Daniel W. McRobb dwm at ans.net
Sat Aug 31 20:23:57 UTC 1996


> Daniel W. McRobb <dwm at ans.net> wrote:
> 
> > >1-2 million is not much.  Even in the NSFNET days, I worked w/
> > >5-million-cell net matrices.  All it takes is memory and some CPU.
> > 
> > 1-2 _simultaneoulsy_, not over period of time.  The 1-hr matrix
> > would be two orders of magnitude bigger.
> 
> >A typical 1 hour matrix is considerably smaller.  Even a core router
> >who carries 40,000 routes will not see anywhere near 40,000 * 40,000
> >cells in a one hour period, or even 2 million cells.  Not in my
> >experience.  Even the NAP and MAE routers where I've collected this data
> >have seen net matrices only on the order of (10^3) to (10^5) for a one
> >hour period.
> 
> That's _host address_ matrix, not network address matrix.  It is at least
> three orders of magnitude bigger.

Who said host-to-host matrix?  I have not needed that granularity for
finding traffic that's coming into our backbone at an ingress that it
should not traverse.

I think for the provider crowd, net traffic matrices and AS traffic
matrices are very useful and host matrices are too fine in terms of
granularity to be useful.  Of course I said that here a while ago.  It's
really up to the provider and it's just my opinion (because net and AS
traffic matrices been very useful to us).

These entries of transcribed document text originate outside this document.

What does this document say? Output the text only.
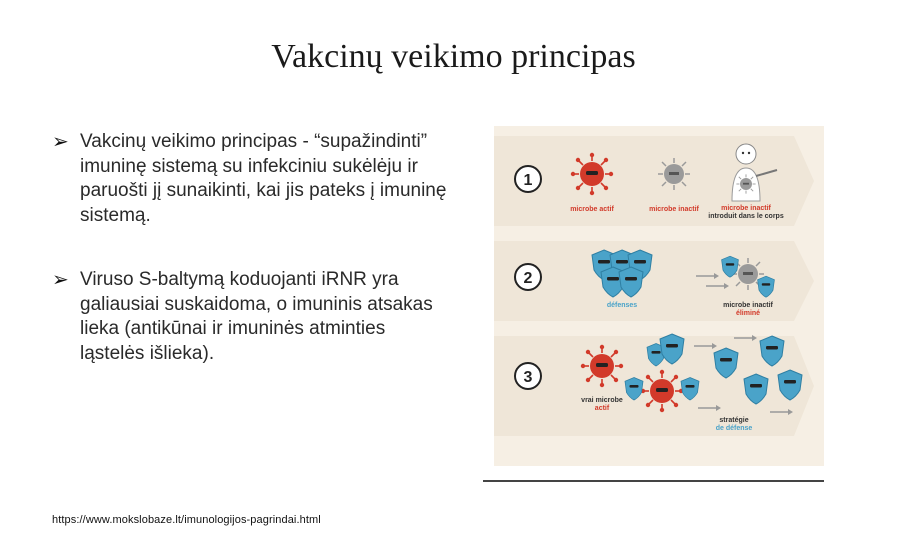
Vakcinų veikimo principas
➢ Vakcinų veikimo principas - “supažindinti” imuninę sistemą su infekciniu sukėlėju ir paruošti jį sunaikinti, kai jis pateks į imuninę sistemą.
➢ Viruso S-baltymą koduojanti iRNR yra galiausiai suskaidoma, o imuninis atsakas lieka (antikūnai ir imuninės atminties ląstelės išlieka).
https://www.mokslobaze.lt/imunologijos-pagrindai.html
1
2
3
microbe actif	microbe inactif	microbe inactif
introduit dans le corps
défenses	microbe inactif
éliminé
vrai microbe
actif
stratégie
de défense
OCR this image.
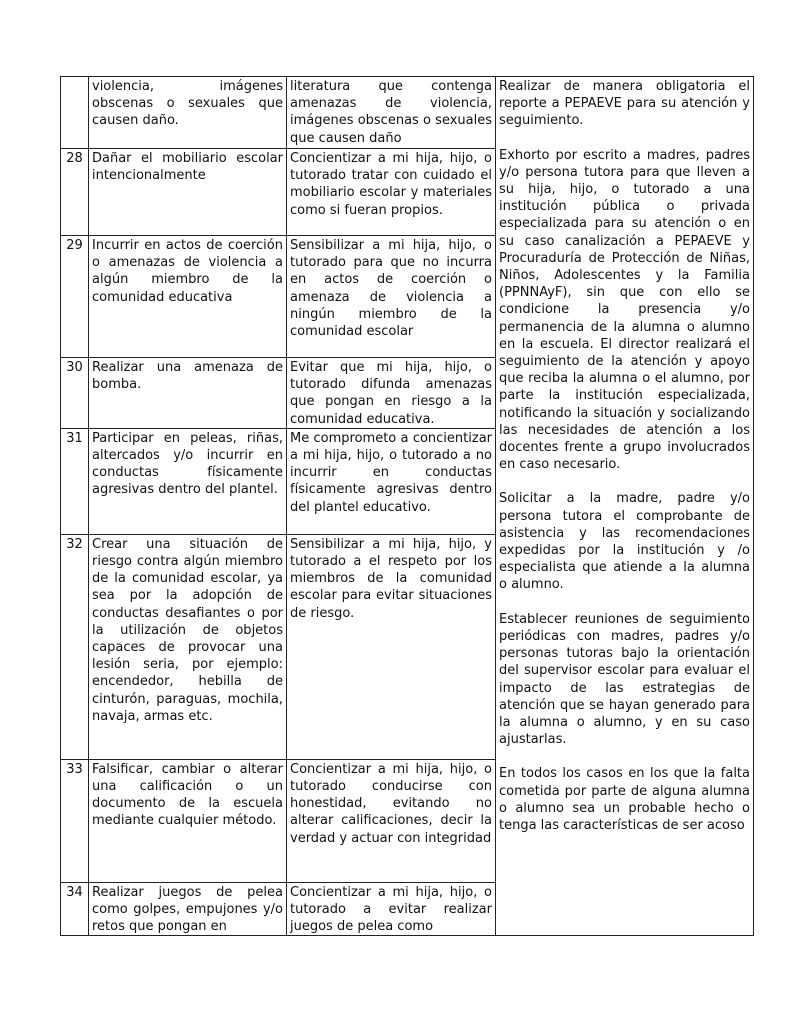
	violencia, imágenes obscenas o sexuales que causen daño.	literatura que contenga amenazas de violencia, imágenes obscenas o sexuales que causen daño	Realizar de manera obligatoria el reporte a PEPAEVE para su atención y seguimiento.

Exhorto por escrito a madres, padres y/o persona tutora para que lleven a su hija, hijo, o tutorado a una institución pública o privada especializada para su atención o en su caso canalización a PEPAEVE y Procuraduría de Protección de Niñas, Niños, Adolescentes y la Familia (PPNNAyF), sin que con ello se condicione la presencia y/o permanencia de la alumna o alumno en la escuela. El director realizará el seguimiento de la atención y apoyo que reciba la alumna o el alumno, por parte la institución especializada, notificando la situación y socializando las necesidades de atención a los docentes frente a grupo involucrados en caso necesario.

Solicitar a la madre, padre y/o persona tutora el comprobante de asistencia y las recomendaciones expedidas por la institución y /o especialista que atiende a la alumna o alumno.

Establecer reuniones de seguimiento periódicas con madres, padres y/o personas tutoras bajo la orientación del supervisor escolar para evaluar el impacto de las estrategias de atención que se hayan generado para la alumna o alumno, y en su caso ajustarlas.

En todos los casos en los que la falta cometida por parte de alguna alumna o alumno sea un probable hecho o tenga las características de ser acoso

28	Dañar el mobiliario escolar intencionalmente	Concientizar a mi hija, hijo, o tutorado tratar con cuidado el mobiliario escolar y materiales como si fueran propios.	
29	Incurrir en actos de coerción o amenazas de violencia a algún miembro de la comunidad educativa	Sensibilizar a mi hija, hijo, o tutorado para que no incurra en actos de coerción o amenaza de violencia a ningún miembro de la comunidad escolar	
30	Realizar una amenaza de bomba.	Evitar que mi hija, hijo, o tutorado difunda amenazas que pongan en riesgo a la comunidad educativa.	
31	Participar en peleas, riñas, altercados y/o incurrir en conductas físicamente agresivas dentro del plantel.	Me comprometo a concientizar a mi hija, hijo, o tutorado a no incurrir en conductas físicamente agresivas dentro del plantel educativo.	
32	Crear una situación de riesgo contra algún miembro de la comunidad escolar, ya sea por la adopción de conductas desafiantes o por la utilización de objetos capaces de provocar una lesión seria, por ejemplo: encendedor, hebilla de cinturón, paraguas, mochila, navaja, armas etc.	Sensibilizar a mi hija, hijo, y tutorado a el respeto por los miembros de la comunidad escolar para evitar situaciones de riesgo.	
33	Falsificar, cambiar o alterar una calificación o un documento de la escuela mediante cualquier método.	Concientizar a mi hija, hijo, o tutorado conducirse con honestidad, evitando no alterar calificaciones, decir la verdad y actuar con integridad	
34	Realizar juegos de pelea como golpes, empujones y/o retos que pongan en	Concientizar a mi hija, hijo, o tutorado a evitar realizar juegos de pelea como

It was fairly easy to get this kind of data from the NSS routers.  The
Ciscos have the instrumentation to let you get this data as well.
Whether or not you can enable it on a particular box depends on whether
or not the box in question can handle it (not running out of CPU cycles
or memory).  And of course you need a machine you can export to that
won't roll over and die (or just drop packets).  I think in many cases,
it's really no problem to enable flow switching and export to a pretty
whimpy workstation.  And for the very busy routers, flow switching in
and of itself is probably more likely to cause problems than the export
will cause for a modern workstation.  At some point that may change (of
course that's the router vendor's issue).

I know that in our case, there are several points on the ANS backbone
where we can potentially enable flow switching and export the flow
stats.  We haven't done that yet (because I'm still working w/ Cisco to
get the data), but it will probably happen at some point in the future.